Le tako tsubo, pathologie assimilable à « un burn-out cardiaque », a été identifié dans les années 1990 par les Japonais.

Si vous avez repris le chemin du travail, sachez qu’en plus d’une ribambelle de collègues hâlés et d’un carnet de Ticket Restaurant flambant neuf, une nouvelle pathologie vous y attend. Après le burn-out (consumation par excès d’investissement), le bore-out (exténuation par l’ennui) et le brown-out (anéantissement par la perte de sens), le tako tsubo ­intègre cette saison la longue liste des menaces plus ou moins diffuses pesant sur l’open space.

Prise de bec avec votre N + 1

La première originalité du tako tsubo est son nom, qui signifie « piège à poulpe » en japonais. Cela fait du bien de découvrir une nouvelle tendance – fût-elle si peu réjouissante – qui rompt avec la mode des anglicismes envahissants.

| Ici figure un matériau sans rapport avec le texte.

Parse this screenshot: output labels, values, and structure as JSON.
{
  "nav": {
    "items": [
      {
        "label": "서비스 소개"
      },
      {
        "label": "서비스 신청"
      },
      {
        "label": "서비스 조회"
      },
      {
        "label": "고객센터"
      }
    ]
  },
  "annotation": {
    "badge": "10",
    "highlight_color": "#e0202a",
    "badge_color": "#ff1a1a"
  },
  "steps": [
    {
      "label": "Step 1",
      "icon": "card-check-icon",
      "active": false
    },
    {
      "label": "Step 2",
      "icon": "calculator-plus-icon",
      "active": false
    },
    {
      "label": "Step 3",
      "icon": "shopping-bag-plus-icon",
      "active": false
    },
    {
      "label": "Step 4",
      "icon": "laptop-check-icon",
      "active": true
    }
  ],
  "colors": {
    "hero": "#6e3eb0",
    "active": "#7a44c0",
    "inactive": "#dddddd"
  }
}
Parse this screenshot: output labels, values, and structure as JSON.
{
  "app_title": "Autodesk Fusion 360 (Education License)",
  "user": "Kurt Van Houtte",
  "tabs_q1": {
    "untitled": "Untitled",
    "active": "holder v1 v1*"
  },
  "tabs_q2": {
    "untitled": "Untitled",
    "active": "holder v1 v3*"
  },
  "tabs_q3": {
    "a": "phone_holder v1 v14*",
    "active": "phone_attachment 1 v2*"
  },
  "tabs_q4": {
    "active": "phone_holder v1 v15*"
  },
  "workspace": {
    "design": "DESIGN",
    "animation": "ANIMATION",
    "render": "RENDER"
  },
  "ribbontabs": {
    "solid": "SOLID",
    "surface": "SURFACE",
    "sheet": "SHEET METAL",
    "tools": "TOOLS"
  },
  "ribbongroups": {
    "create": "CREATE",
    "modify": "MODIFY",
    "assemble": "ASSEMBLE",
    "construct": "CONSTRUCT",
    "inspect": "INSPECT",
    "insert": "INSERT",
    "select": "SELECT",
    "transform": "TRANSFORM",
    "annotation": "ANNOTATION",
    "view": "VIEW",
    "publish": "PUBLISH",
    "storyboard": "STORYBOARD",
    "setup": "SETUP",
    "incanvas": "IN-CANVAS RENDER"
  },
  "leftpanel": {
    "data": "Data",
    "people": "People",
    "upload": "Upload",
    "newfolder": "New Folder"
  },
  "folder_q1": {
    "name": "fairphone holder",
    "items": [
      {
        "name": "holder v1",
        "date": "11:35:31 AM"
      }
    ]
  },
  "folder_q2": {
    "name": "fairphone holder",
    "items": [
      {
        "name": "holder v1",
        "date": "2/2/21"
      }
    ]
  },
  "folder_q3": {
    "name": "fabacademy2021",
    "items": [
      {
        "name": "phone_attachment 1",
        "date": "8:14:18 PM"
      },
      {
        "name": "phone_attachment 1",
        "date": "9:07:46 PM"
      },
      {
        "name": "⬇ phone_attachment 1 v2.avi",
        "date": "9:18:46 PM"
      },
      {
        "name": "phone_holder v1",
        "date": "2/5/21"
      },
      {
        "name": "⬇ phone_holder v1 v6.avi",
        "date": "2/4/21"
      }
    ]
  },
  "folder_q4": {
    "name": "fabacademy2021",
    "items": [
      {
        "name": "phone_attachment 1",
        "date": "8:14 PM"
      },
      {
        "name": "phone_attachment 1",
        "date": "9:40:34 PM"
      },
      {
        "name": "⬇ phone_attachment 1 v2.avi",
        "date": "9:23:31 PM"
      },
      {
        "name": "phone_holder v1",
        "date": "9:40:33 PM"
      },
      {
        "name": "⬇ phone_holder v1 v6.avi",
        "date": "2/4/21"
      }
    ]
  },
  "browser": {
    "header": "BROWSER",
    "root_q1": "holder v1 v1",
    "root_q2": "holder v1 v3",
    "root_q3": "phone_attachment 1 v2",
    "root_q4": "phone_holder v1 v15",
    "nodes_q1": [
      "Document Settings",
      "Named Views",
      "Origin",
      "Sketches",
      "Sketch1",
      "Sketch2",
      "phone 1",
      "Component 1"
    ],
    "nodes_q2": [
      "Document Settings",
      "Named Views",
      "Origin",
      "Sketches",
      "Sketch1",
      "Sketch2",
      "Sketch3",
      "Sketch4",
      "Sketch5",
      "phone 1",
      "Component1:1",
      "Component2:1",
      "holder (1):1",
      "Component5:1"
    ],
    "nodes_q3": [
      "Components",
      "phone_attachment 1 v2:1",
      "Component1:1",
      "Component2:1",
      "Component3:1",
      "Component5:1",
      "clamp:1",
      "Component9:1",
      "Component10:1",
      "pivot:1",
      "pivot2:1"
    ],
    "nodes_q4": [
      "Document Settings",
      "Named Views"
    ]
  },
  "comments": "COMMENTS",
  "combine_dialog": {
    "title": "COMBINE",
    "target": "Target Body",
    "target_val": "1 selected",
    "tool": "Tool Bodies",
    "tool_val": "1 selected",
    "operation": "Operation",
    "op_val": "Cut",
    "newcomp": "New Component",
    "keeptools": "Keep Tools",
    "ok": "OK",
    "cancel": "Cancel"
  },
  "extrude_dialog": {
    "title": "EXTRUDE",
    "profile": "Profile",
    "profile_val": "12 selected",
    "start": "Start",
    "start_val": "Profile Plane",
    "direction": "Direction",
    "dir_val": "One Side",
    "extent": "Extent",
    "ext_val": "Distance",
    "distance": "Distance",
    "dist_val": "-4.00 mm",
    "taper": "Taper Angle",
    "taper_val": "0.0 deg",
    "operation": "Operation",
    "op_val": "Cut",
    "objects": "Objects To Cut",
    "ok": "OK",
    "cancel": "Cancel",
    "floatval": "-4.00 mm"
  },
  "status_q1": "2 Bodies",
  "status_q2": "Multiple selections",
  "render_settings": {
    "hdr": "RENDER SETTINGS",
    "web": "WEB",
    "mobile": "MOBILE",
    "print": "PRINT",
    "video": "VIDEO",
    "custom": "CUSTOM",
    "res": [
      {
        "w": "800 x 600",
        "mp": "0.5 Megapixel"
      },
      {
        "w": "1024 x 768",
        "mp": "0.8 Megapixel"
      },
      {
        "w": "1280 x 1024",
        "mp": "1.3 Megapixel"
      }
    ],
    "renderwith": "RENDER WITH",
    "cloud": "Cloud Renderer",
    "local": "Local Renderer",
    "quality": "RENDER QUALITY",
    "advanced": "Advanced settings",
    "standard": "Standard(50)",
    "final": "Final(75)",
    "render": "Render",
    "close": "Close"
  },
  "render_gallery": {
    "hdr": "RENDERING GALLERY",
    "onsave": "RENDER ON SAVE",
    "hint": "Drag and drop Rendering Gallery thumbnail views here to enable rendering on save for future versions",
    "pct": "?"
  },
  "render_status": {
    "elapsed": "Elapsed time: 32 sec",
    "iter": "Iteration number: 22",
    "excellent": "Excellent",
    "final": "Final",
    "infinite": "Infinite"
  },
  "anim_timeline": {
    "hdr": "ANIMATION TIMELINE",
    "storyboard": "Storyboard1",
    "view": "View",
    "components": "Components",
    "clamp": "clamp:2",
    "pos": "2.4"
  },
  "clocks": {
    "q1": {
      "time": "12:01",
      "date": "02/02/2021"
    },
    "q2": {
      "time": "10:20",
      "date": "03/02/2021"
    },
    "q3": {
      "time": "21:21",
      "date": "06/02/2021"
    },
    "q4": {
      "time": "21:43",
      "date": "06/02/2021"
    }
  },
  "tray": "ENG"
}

Après tout, les travailleurs nippons sont tout aussi légitimes que les Anglo-Saxons en termes de mortification salariale.

La deuxième ori­ginalité de cette pathologie encore très mal connue est la façon dont elle se manifeste. Après un événement violent qui peut être, par exemple, une prise de bec avec votre N + 1, votre ap­pareil psychique ne réussit plus à gérer le trop-plein d’émotions, et ­ l’accumulation de stress se traduit par une soudaine dilatation du ventricule cardiaque ­ gauche, qui prend la forme d’un piège à poulpe (d’où son nom). Le cœur ­retrouvera au final sa forme normale, mais cet épisode traumatique laisse ­exténuée la personne qui en a été ­ victime, donnant à penser qu’elle vient de subir un infarctus.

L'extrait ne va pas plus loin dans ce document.